Prep time: 30 minutes
Cooking time: 2-3 minutes per pancake
Makes: 10-15 pancakes depending on size

2 lbs of peeled, cooked, mashed (red, yukon, boiling, NOT Idaho) potatoes (about 4 large potatoes)
Half a bag of 12oz fresh, chopped, cooked spinach or 1/2 box of thawed frozen spinach (squeeze out excess water with frozen or fresh)
1/2 c chopped onion
2 cloves of finely chopped garlic
Half a medium, chopped green pepper
1/4 c of rice or wheat flour
1-2 tsp of hot sauce (optionally)
1/2-1 tsp salt
1/2 tsp of pepper
1/2-1 tsp of curry powder (depending on taste)
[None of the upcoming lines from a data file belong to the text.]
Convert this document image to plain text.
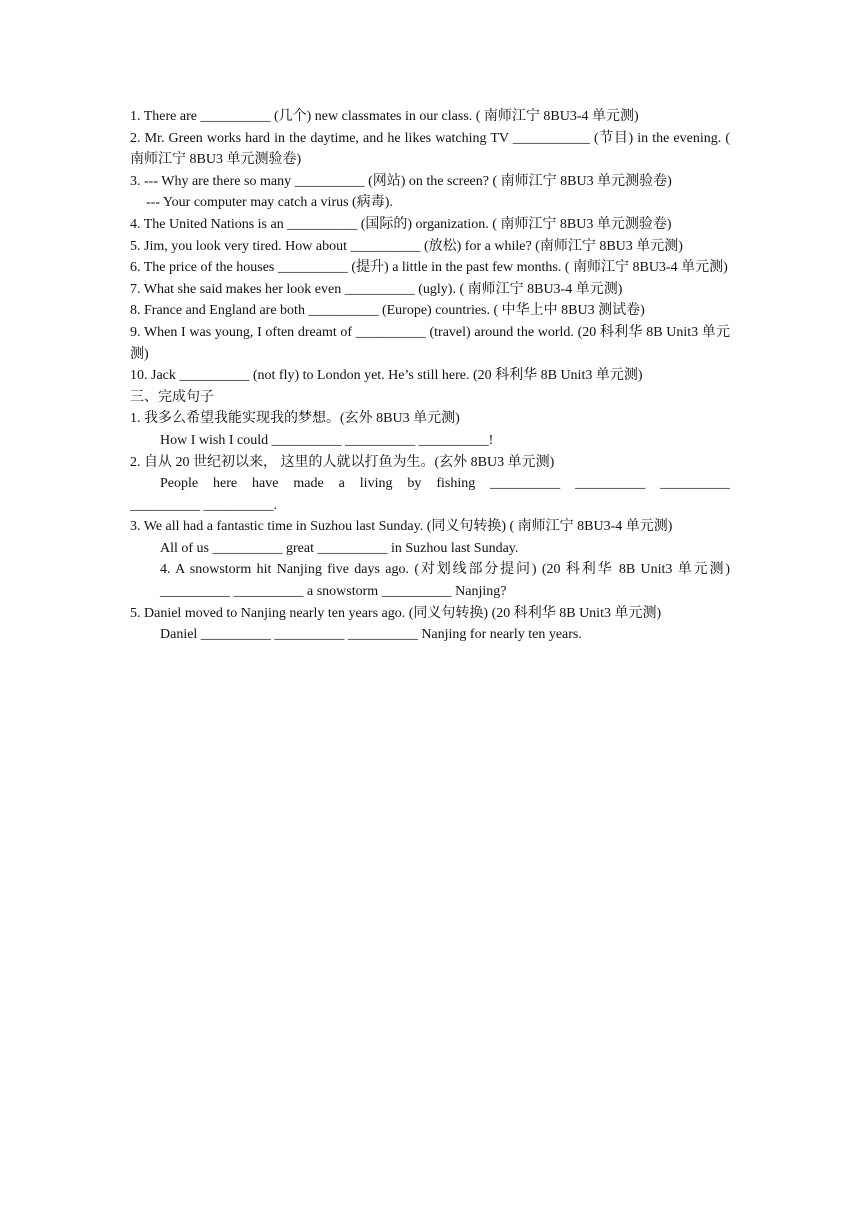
1. There are __________ (几个) new classmates in our class. ( 南师江宁 8BU3-4 单元测)
2. Mr. Green works hard in the daytime, and he likes watching TV ___________ (节目) in the evening. ( 南师江宁 8BU3 单元测验卷)
3. --- Why are there so many __________ (网站) on the screen? ( 南师江宁 8BU3 单元测验卷)
--- Your computer may catch a virus (病毒).
4. The United Nations is an __________ (国际的) organization. ( 南师江宁 8BU3 单元测验卷)
5. Jim, you look very tired. How about __________ (放松) for a while? (南师江宁 8BU3 单元测)
6. The price of the houses __________ (提升) a little in the past few months. ( 南师江宁 8BU3-4 单元测)
7. What she said makes her look even __________ (ugly). ( 南师江宁 8BU3-4 单元测)
8. France and England are both __________ (Europe) countries. ( 中华上中 8BU3 测试卷)
9. When I was young, I often dreamt of __________ (travel) around the world. (20 科利华 8B Unit3 单元测)
10. Jack __________ (not fly) to London yet. He’s still here. (20 科利华 8B Unit3 单元测)
三、完成句子
1. 我多么希望我能实现我的梦想。(玄外 8BU3 单元测)
How I wish I could __________ __________ __________!
2. 自从 20 世纪初以来， 这里的人就以打鱼为生。(玄外 8BU3 单元测)
People here have made a living by fishing __________ __________ __________
__________ __________.
3. We all had a fantastic time in Suzhou last Sunday. (同义句转换) ( 南师江宁 8BU3-4 单元测)
All of us __________ great __________ in Suzhou last Sunday.
4. A snowstorm hit Nanjing five days ago. (对划线部分提问) (20 科利华 8B Unit3 单元测) __________ __________ a snowstorm __________ Nanjing?
5. Daniel moved to Nanjing nearly ten years ago. (同义句转换) (20 科利华 8B Unit3 单元测)
Daniel __________ __________ __________ Nanjing for nearly ten years.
2-3 tbl of either almond, soy, or regular milk

-Cook potatoes according to directions and mash with ricer for finer texture. Set aside in bowl.
-Cook spinach and then plunge into cold water to stop the cooking process. Cool, then chopped fine, or thaw frozen spinach and use half a box. Don’t forget to squeeze the excess moisture out or you will be sorry when your pancake does not hold its shape during the cooking process.
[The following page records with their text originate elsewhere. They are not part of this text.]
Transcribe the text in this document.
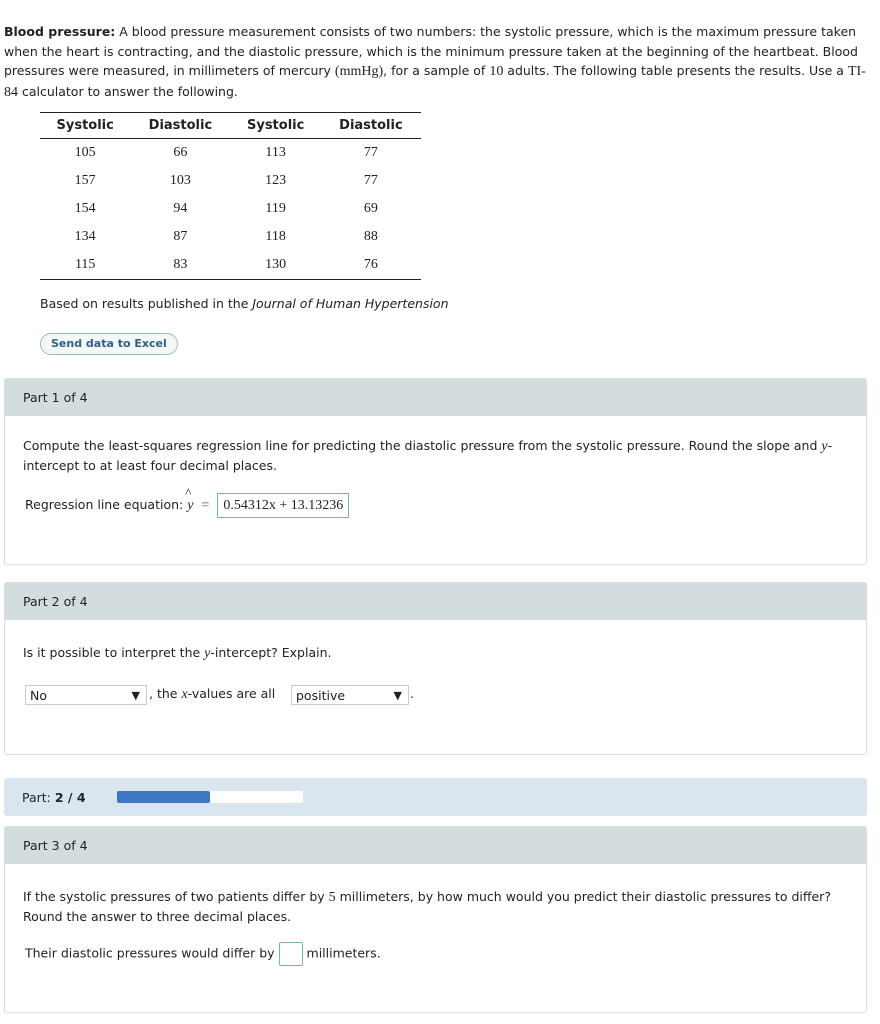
Blood pressure: A blood pressure measurement consists of two numbers: the systolic pressure, which is the maximum pressure taken when the heart is contracting, and the diastolic pressure, which is the minimum pressure taken at the beginning of the heartbeat. Blood pressures were measured, in millimeters of mercury (mmHg), for a sample of 10 adults. The following table presents the results. Use a TI-84 calculator to answer the following.
Systolic	Diastolic	Systolic	Diastolic
105	66	113	77
157	103	123	77
154	94	119	69
134	87	118	88
115	83	130	76
Based on results published in the Journal of Human Hypertension
Send data to Excel
Part 1 of 4
Compute the least-squares regression line for predicting the diastolic pressure from the systolic pressure. Round the slope and y-intercept to at least four decimal places.
Regression line equation:
^
y = 0.54312x + 13.13236
Part 2 of 4
Is it possible to interpret the y-intercept? Explain.
No	▼ , the x-values are all	positive	▼ .
Part: 2 / 4
Part 3 of 4
If the systolic pressures of two patients differ by 5 millimeters, by how much would you predict their diastolic pressures to differ? Round the answer to three decimal places.
Their diastolic pressures would differ by	millimeters.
-In another pan, saute garlic, onion and pepper in a little olive oil until tender then add to the mashed potato mixture.
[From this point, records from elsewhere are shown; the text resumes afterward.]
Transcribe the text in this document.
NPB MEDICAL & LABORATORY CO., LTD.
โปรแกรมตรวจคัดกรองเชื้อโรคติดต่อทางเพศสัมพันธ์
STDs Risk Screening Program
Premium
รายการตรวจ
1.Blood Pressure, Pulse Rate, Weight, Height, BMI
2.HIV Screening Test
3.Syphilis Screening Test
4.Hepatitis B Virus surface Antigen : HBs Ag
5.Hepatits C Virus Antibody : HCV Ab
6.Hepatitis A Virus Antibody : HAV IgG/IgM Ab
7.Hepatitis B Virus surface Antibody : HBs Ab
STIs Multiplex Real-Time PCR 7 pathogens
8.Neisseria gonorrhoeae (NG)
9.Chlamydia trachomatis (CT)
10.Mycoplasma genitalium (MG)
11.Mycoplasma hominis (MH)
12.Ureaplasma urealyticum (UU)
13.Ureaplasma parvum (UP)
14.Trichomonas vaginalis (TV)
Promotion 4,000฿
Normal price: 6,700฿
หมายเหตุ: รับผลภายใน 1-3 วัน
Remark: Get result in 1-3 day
-To the potato mixture add: salt, pepper, curry powder, flour, hot sauce and 2 tbl of milk. Mix together all ingredients. (The consistency should be stiff enough to be shaped into patties. If it is too dry, add a little more milk or too wet add more flour by the tablespoon.) With wet hands shape COOL potato mixture into patties … to the size of your preference
-In a frying pan with a little olive oil and over medium heat, gently place as many potatoes patties without over crowding. Turn the heat down to low, and cook until each side is browned (about 2 minutes per side.) Be careful not to burn them, they cook quickly! Serve with sour cream if you desire. Enjoy!!